Enzymatic DNA methylation is an epigenetic control for genetic functions of the cell.

In eukaryotic cells nuclear DNA is subjected to enzymatic methylation resulting in formation of 5-methylcytosine residues mainly in CG and CNG sequences. In plants and animals, this DNA methylation is species-, tissue-, and organelle-specific. It changes (diminishes) with age and is regulated by hormones. On the other hand, genome methylation can control hormonal signal. There are replicative and post-replicative DNA methylations. They are served by multiple DNA-methyltransferases with different site specificity. Replication is accompanied by appearance of hemi-methylated sites in DNA; pronounced asymmetry of DNA chain methylation disappears at the end of the cell cycle; a model of regulation of replication by DNA methylation is suggested. DNA methylation controls all genetic processes in the cell (replication, transcription, DNA repair, recombination, gene transposition) and it is a mechanism of cell differentiation, gene discrimination, and silencing.

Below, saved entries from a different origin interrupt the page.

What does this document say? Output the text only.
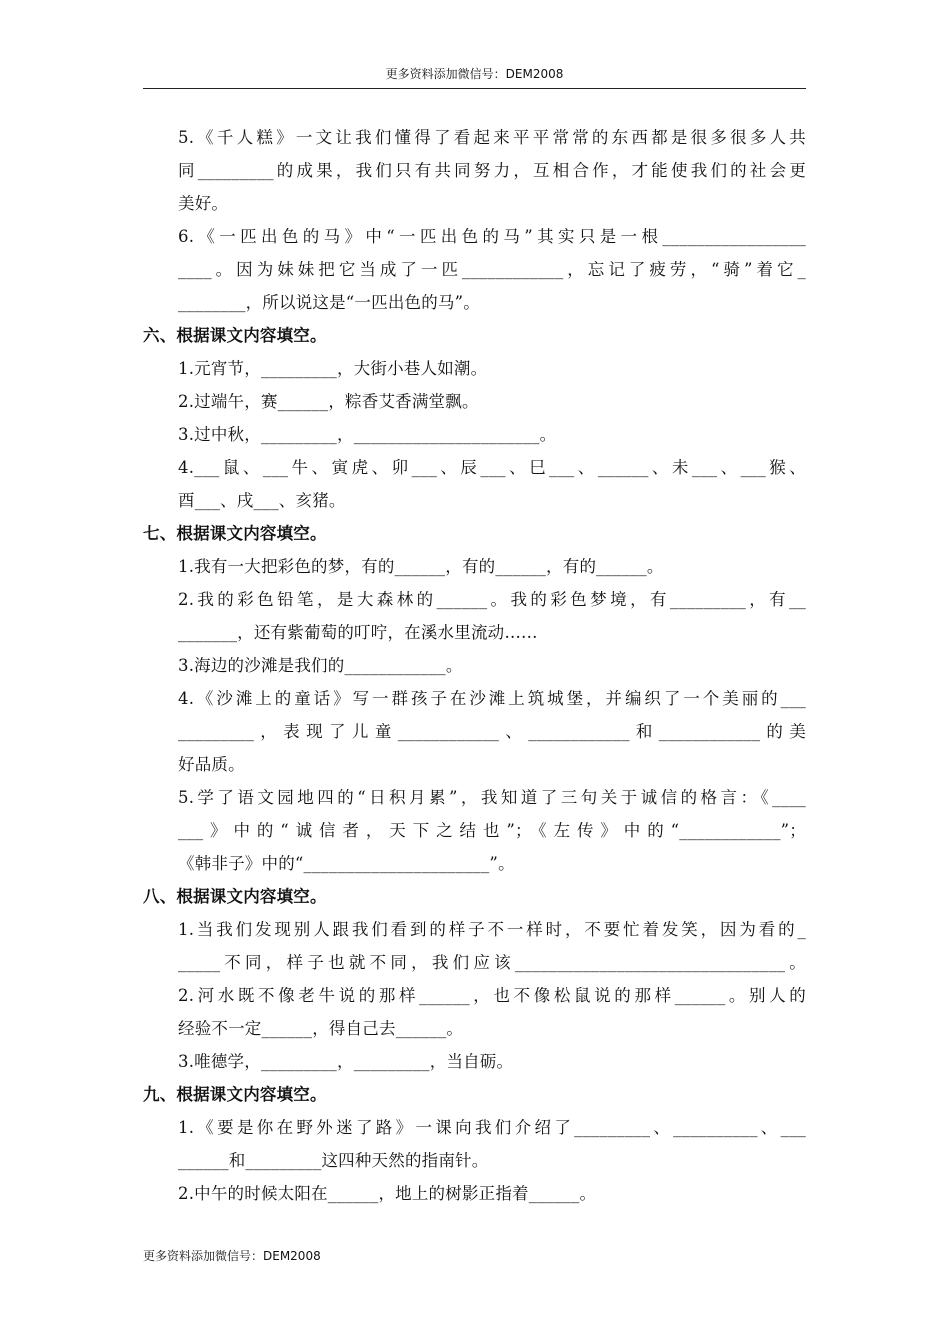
更多资料添加微信号：DEM2008
5.《千人糕》一文让我们懂得了看起来平平常常的东西都是很多很多人共
同_________的成果，我们只有共同努力，互相合作，才能使我们的社会更
美好。
6.《一匹出色的马》中“一匹出色的马”其实只是一根_________________
____。因为妹妹把它当成了一匹____________，忘记了疲劳，“骑”着它_
________，所以说这是“一匹出色的马”。
六、根据课文内容填空。
1.元宵节，_________，大街小巷人如潮。
2.过端午，赛______，粽香艾香满堂飘。
3.过中秋，_________，______________________。
4.___鼠、___牛、寅虎、卯___、辰___、巳___、______、未___、___猴、
酉___、戌___、亥猪。
七、根据课文内容填空。
1.我有一大把彩色的梦，有的______，有的______，有的______。
2.我的彩色铅笔，是大森林的______。我的彩色梦境，有_________，有__
_______，还有紫葡萄的叮咛，在溪水里流动……
3.海边的沙滩是我们的____________。
4.《沙滩上的童话》写一群孩子在沙滩上筑城堡，并编织了一个美丽的___
_________，表现了儿童____________、____________和____________的美
好品质。
5.学了语文园地四的“日积月累”，我知道了三句关于诚信的格言：《____
___》中的“诚信者，天下之结也”；《左传》中的“____________”；
《韩非子》中的“______________________”。
八、根据课文内容填空。
1.当我们发现别人跟我们看到的样子不一样时，不要忙着发笑，因为看的_
_____不同，样子也就不同，我们应该________________________________。
2.河水既不像老牛说的那样______，也不像松鼠说的那样______。别人的
经验不一定______，得自己去______。
3.唯德学，_________，_________，当自砺。
九、根据课文内容填空。
1.《要是你在野外迷了路》一课向我们介绍了_________、__________、___
______和_________这四种天然的指南针。
2.中午的时候太阳在______，地上的树影正指着______。
更多资料添加微信号：DEM2008
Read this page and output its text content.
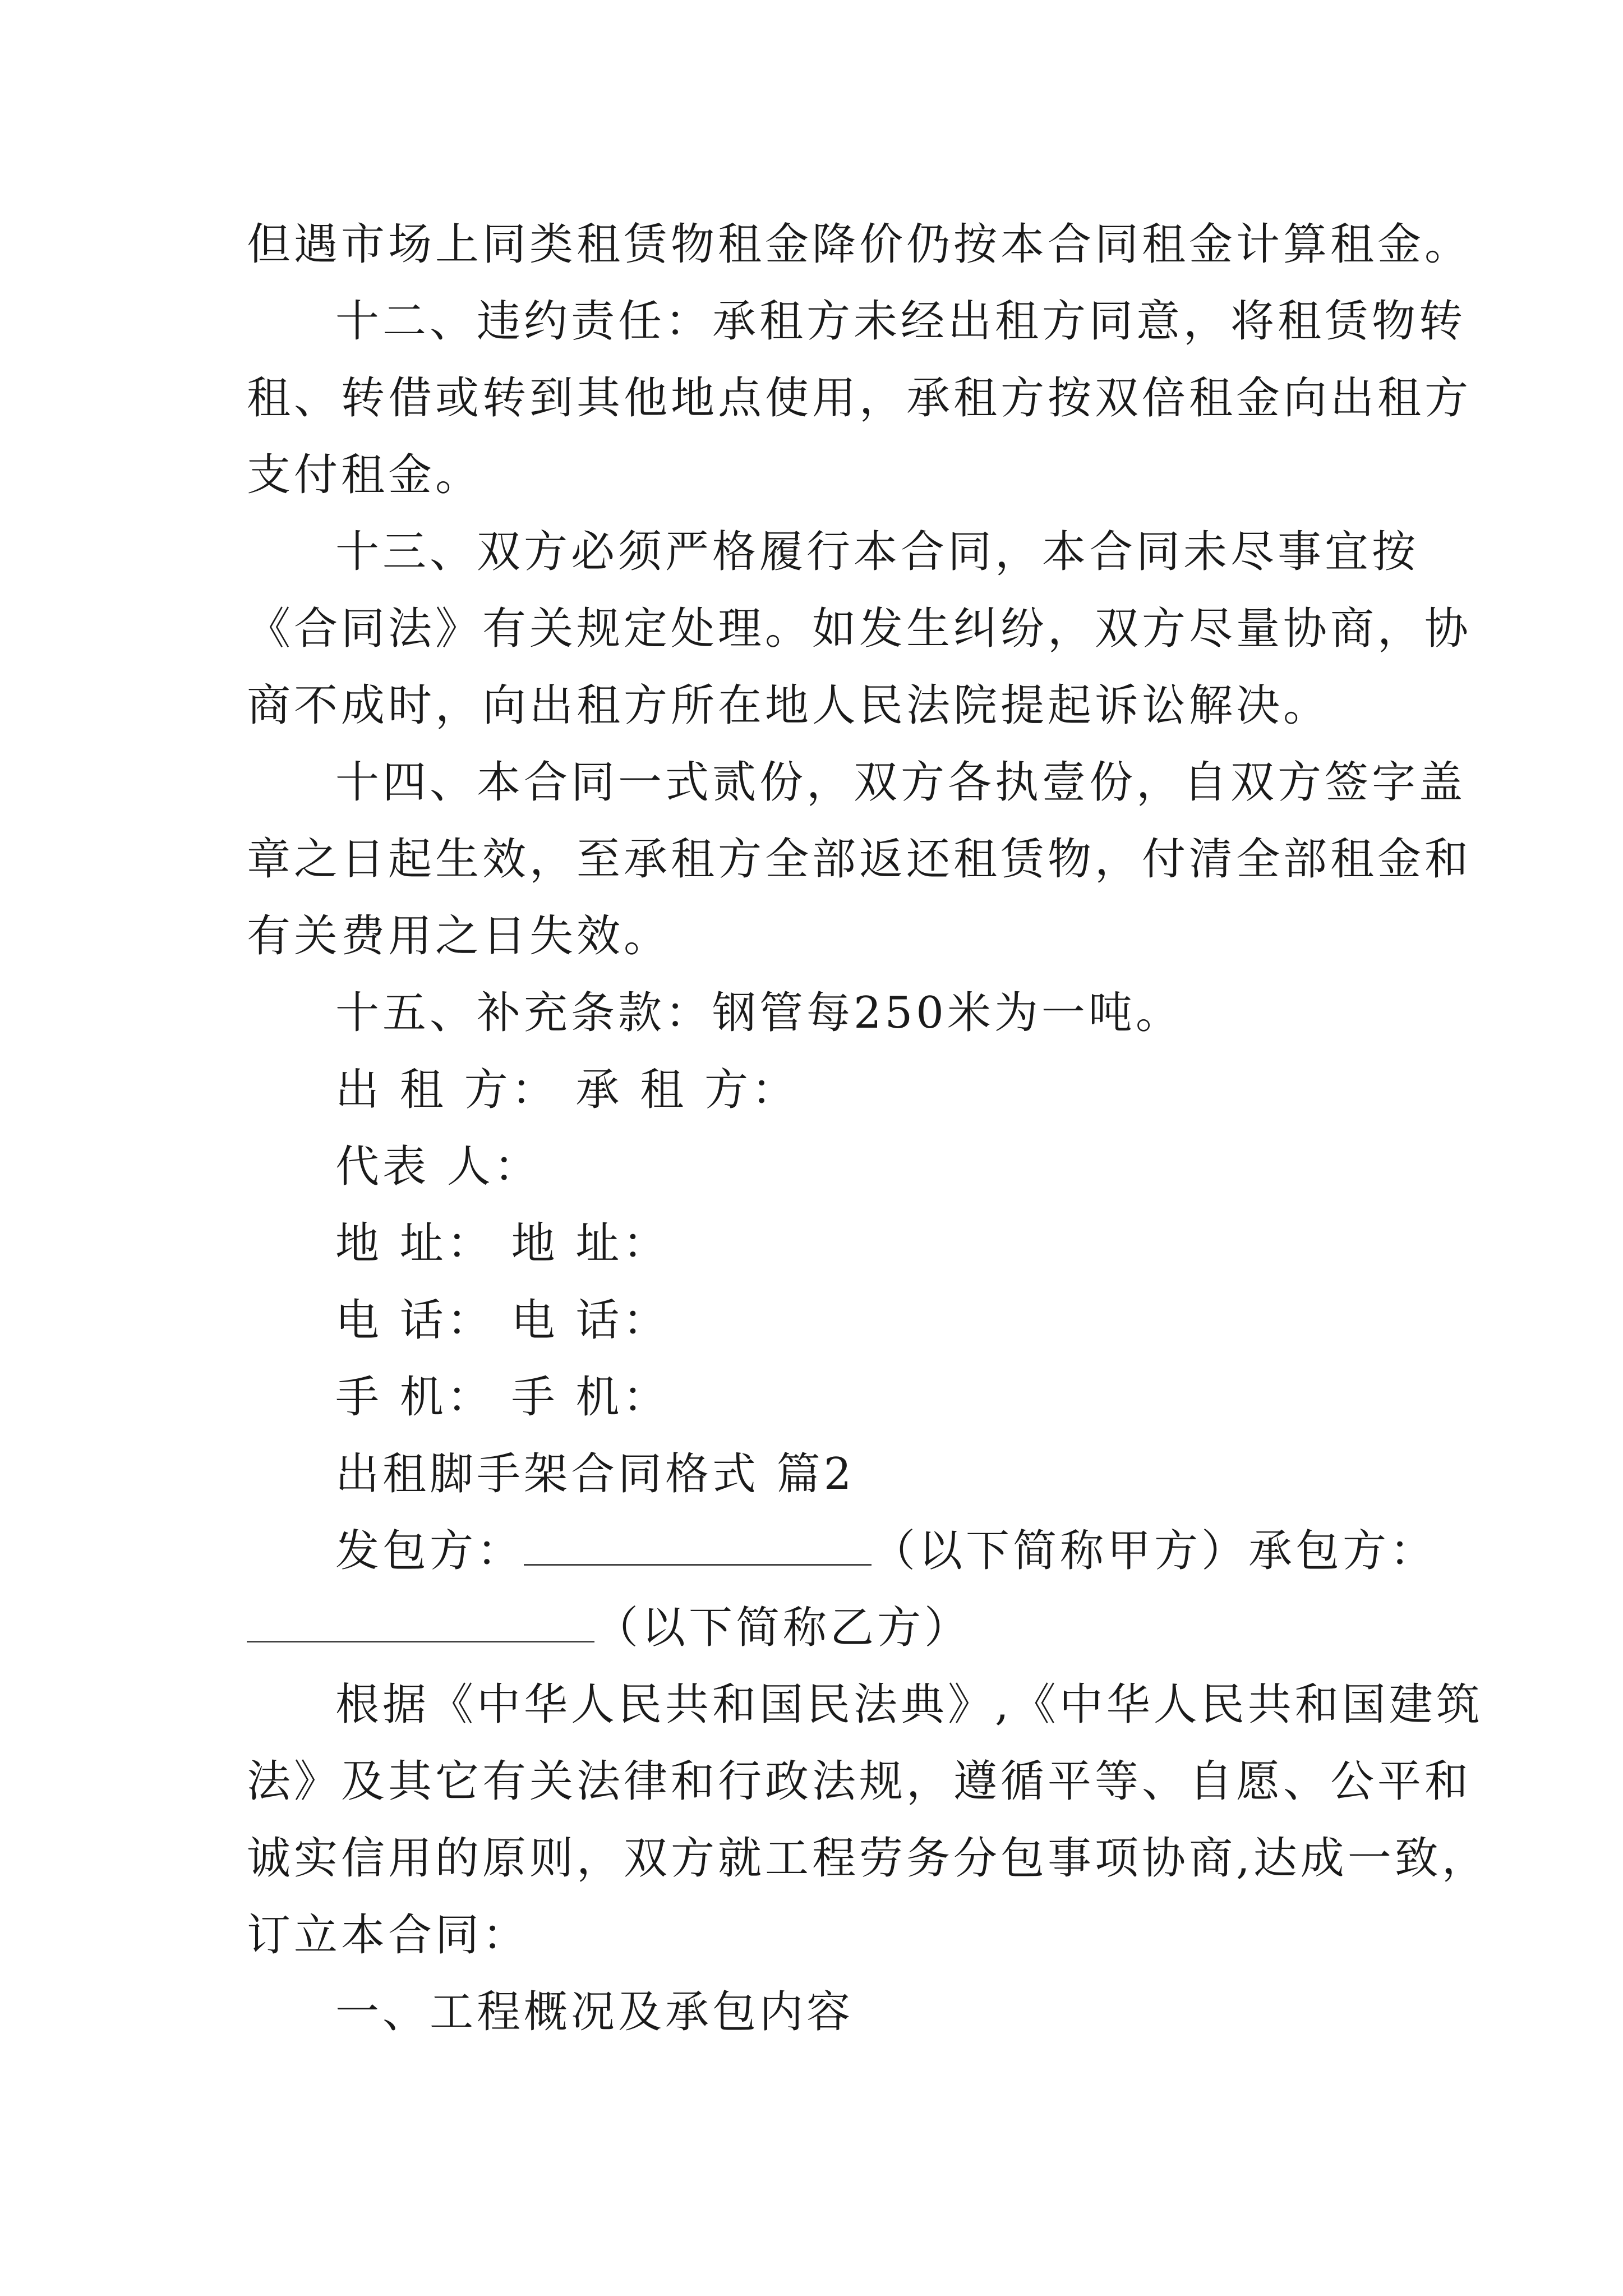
但遇市场上同类租赁物租金降价仍按本合同租金计算租金。
十二、违约责任：承租方未经出租方同意，将租赁物转
租、转借或转到其他地点使用，承租方按双倍租金向出租方
支付租金。
十三、双方必须严格履行本合同，本合同未尽事宜按
《合同法》有关规定处理。如发生纠纷，双方尽量协商，协
商不成时，向出租方所在地人民法院提起诉讼解决。
十四、本合同一式贰份，双方各执壹份，自双方签字盖
章之日起生效，至承租方全部返还租赁物，付清全部租金和
有关费用之日失效。
十五、补充条款：钢管每250米为一吨。
出 租 方： 承 租 方：
代表 人：
地 址： 地 址：
电 话： 电 话：
手 机： 手 机：
出租脚手架合同格式 篇2
发包方：	（以下简称甲方）承包方：
（以下简称乙方）
根据《中华人民共和国民法典》,《中华人民共和国建筑
法》及其它有关法律和行政法规，遵循平等、自愿、公平和
诚实信用的原则，双方就工程劳务分包事项协商,达成一致，
订立本合同：
一、工程概况及承包内容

Prohibition of DNA methylation stops development (embryogenesis), switches on apoptosis, and is usually lethal. Distortions in DNA methylations result in cancerous cell transformation, and the DNA methylation pattern is one of the safe cancer diagnostics at early stages of carcinogenesis. The malignant cell has a different DNA methylation pattern and a set of DNA-methyltransferase activities expressed as compared with normal cells. Inhibition of DNA methylation in plants is accompanied by induction of genes of seed storage proteins and flowering. In eukaryotes one and the same gene can be methylated both on cytosine and adenine residues; thus, there are, at least, two different and probably interdependent systems of DNA methylation in the cell. First higher eukaryotic adenine DNA-methyltransferase was isolated from plants; this enzyme methylates DNA with formation of N6-methyladenine residues in the sequence TGATCA --> TGm6ATCA. Plants have AdoMet-dependent endonucleases sensitive to DNA methylation status; therefore, like microorganisms, plants seem to have a restriction-modification (R-S) system. Revelation of an essential role of DNA methylation in the regulation of genetic processes has laid a foundation for and materialized epigenetics and epigenomics.